Par Olivier Bault.
Pologne – Le 24 janvier, l’Institut de la mémoire nationale (IPN), dépositaire des archives des anciens services de sécurité de la dictature communiste, a rendu publics 6500 dossiers jusqu’ici classés secret défense. L’ensemble de la partie restée jusqu’ici confidentielle des services communistes doit être divulguée d’ici au 31 mars. Seuls les documents dont la divulgation pourrait encore compromettre la sécurité de l’État seront laissés dans les archives secrètes. Le processus de passage en revue des archives communistes est réalisé en collaboration avec les services de sécurité polonais. La directrice des archives de l’IPN a informé qu’à ce jour, sur plus de 14 000 dossiers contrôlés, plus de 8 000 ont reçu le feu vert pour être rendus publics. Les archives concernées ne contiennent toutefois pas les dossiers hérités du renseignement militaire de l’ancienne armée « populaire ».
La divulgation de ces dossiers, si elle peut se révéler gênante pour certaines personnes, y compris des personnes qui ont rempli des fonctions importantes dans la Pologne post-communiste, donnera aux historiens une vaste source d’informations sur la Pologne satellite de la Russie soviétique dans les années 1945 à 1990, et notamment sur le fonctionnement de sa police politique et de son contre-renseignement, ainsi que sur les personnes ayant collaboré ou ayant été ciblées par ces services.

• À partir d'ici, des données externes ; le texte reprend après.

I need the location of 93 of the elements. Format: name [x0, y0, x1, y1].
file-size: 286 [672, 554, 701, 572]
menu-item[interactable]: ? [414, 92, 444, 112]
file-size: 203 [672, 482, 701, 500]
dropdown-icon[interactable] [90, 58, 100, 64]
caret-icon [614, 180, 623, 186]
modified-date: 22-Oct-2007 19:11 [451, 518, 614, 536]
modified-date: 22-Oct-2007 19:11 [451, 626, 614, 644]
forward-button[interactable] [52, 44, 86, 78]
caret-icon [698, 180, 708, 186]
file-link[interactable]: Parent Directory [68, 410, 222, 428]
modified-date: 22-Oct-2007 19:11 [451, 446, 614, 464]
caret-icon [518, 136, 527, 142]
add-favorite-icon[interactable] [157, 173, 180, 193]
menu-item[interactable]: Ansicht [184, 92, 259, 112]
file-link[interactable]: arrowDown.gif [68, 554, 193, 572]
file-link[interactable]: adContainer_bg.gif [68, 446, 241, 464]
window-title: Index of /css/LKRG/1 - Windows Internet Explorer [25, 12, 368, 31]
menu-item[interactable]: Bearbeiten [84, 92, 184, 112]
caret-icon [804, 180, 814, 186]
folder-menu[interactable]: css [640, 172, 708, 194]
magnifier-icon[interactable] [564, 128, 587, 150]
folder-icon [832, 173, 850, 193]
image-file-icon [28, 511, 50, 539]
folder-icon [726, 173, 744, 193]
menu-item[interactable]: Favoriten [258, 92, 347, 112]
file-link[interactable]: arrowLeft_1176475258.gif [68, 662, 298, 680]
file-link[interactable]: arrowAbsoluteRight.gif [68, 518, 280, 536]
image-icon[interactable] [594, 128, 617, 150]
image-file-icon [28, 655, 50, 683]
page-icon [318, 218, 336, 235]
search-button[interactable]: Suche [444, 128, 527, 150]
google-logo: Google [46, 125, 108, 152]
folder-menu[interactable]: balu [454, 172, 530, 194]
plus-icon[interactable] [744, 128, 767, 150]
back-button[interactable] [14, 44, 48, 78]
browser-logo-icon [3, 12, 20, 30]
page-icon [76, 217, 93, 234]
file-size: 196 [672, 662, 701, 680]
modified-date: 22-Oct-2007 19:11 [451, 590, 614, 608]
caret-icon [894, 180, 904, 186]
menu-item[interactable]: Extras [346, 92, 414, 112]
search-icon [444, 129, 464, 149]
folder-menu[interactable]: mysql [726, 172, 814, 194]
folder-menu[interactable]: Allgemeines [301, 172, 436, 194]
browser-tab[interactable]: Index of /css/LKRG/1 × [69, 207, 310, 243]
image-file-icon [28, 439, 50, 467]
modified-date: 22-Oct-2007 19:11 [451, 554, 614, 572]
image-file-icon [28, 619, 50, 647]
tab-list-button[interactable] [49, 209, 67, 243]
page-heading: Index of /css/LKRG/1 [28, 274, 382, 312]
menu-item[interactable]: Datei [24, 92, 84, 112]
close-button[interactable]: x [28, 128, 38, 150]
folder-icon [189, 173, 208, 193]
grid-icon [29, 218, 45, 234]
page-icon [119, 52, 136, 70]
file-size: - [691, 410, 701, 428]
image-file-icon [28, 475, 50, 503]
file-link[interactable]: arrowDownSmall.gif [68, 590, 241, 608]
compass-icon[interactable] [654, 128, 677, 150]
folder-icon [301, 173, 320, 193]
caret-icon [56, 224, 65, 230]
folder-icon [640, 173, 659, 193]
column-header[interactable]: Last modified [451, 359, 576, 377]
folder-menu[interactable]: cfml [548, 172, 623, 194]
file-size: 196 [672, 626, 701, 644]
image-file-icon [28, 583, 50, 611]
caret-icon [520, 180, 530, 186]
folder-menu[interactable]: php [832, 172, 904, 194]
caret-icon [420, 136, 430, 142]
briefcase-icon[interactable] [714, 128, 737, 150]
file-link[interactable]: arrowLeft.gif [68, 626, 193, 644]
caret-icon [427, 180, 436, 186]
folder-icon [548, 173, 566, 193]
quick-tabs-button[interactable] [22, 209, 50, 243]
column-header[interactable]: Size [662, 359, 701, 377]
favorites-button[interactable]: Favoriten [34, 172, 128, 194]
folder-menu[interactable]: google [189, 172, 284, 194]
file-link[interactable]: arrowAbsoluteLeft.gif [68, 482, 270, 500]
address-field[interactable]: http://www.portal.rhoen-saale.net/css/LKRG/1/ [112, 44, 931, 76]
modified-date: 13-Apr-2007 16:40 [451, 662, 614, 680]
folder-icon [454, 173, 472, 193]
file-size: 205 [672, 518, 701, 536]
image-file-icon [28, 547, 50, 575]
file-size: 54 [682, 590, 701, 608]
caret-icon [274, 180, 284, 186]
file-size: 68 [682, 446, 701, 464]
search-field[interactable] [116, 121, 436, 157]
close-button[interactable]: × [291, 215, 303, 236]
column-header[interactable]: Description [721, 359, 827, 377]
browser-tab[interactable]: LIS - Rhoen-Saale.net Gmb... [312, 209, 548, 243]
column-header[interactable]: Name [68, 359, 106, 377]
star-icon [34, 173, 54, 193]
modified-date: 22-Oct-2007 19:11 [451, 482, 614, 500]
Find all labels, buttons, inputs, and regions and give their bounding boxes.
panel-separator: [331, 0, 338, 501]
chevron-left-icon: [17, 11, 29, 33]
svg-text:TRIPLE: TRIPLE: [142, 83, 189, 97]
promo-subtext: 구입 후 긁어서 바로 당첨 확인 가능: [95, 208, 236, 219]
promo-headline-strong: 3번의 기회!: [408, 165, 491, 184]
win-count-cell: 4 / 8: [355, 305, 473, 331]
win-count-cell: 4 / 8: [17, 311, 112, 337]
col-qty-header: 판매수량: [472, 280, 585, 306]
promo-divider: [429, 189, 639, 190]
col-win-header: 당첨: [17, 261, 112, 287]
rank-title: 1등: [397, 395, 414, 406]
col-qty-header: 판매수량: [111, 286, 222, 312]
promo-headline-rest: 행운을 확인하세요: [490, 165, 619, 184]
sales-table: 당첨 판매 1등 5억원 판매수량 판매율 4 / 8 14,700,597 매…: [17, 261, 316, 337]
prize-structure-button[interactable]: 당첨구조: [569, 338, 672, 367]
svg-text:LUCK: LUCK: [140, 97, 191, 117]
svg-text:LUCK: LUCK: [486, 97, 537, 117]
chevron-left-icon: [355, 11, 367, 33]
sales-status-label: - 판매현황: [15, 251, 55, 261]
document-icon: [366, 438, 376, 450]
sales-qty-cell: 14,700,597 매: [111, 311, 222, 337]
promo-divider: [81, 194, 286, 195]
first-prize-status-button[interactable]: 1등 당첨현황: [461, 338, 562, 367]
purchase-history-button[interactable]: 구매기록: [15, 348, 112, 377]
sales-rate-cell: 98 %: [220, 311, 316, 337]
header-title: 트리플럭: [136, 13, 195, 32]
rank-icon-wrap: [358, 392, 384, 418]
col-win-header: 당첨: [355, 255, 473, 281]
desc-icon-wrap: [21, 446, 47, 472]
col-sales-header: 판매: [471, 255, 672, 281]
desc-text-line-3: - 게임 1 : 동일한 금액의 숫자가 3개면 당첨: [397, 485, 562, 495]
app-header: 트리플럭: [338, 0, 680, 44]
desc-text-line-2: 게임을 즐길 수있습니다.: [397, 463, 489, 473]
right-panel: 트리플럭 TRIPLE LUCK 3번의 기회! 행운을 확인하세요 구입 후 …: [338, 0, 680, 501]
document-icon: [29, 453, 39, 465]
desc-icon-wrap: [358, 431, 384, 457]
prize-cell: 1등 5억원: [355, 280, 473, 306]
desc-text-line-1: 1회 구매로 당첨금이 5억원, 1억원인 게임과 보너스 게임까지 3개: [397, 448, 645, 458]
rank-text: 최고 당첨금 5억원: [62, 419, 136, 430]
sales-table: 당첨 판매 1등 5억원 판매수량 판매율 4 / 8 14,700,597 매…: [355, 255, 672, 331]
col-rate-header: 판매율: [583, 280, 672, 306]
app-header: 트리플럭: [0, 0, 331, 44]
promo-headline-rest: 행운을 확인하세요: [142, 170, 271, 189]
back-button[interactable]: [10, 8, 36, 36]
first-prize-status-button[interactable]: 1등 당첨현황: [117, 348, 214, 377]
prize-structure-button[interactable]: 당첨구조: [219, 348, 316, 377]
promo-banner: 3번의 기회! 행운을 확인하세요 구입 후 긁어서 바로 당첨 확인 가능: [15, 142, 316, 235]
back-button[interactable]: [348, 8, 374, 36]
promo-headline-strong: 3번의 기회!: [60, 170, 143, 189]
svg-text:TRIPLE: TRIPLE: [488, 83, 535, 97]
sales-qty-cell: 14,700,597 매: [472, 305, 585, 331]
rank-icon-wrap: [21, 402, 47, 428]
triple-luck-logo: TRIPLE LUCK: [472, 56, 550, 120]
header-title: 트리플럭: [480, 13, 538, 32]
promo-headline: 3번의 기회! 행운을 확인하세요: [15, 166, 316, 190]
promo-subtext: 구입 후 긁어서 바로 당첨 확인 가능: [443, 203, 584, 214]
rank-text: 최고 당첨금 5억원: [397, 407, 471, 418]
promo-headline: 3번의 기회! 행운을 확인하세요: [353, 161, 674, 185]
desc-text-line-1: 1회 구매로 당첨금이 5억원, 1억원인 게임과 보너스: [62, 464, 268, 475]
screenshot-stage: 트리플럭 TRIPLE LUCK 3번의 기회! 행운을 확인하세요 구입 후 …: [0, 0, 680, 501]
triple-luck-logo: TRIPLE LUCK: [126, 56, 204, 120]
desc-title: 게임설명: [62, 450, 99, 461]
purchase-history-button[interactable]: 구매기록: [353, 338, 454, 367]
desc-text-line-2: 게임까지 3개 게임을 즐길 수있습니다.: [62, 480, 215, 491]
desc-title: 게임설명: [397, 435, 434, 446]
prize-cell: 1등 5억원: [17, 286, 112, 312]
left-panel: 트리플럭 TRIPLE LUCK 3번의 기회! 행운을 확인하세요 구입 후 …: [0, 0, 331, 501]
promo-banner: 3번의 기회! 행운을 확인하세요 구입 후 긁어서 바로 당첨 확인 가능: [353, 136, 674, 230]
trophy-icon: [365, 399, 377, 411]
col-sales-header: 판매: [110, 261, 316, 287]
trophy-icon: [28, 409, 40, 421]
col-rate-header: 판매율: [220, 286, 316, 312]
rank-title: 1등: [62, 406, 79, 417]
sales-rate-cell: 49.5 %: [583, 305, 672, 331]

Parmi les nouveaux documents consultés par l’historien Sławomir Cenckiewicz, vice-président du conseil d’administration de l’IPN, certains concernaient par exemple le colonel Ryszard Kukliński, alias Jack Strong, qui avait été exfiltré aux USA après avoir dévoilé aux Américains les plans d’attaque du Pacte de Varsovie, et le futur général, devenu chef du contre-renseignement de la Pologne démocratique au début des années 90, Gromosław Czempiński. C’est lui qui avait, en tant qu’officier du Service de sécurité (SB) communiste, mené l’opération contre l’agente de liaison de la CIA chargée des contacts avec Kukliński. Si ce dossier avait été placé dans les archives secrètes, c’est justement en raison de sa fonction importante dans la Pologne post-communiste. Même après la chute du communisme, le général Czempiński qualifiait le colonel Kukliński, dont les deux fils ont perdu la vie dans des circonstances non élucidées en 1994 (une vengeance des anciens services communistes ?), de traître. Car comme l’avait expliqué le général Jaruzelski lui-même : « Si Kukliński est un héros, alors qu’étions-nous ? Si on rend à Kukliński son honneur et qu’on l’innocente, cela veut dire que c’est nous qui n’avons pas d’honneur et que nous sommes coupables ».
La divulgation de ces archives secrètes pourrait donc encore faire des vagues et accentuer l’hostilité d’une certaine opposition face au PiS.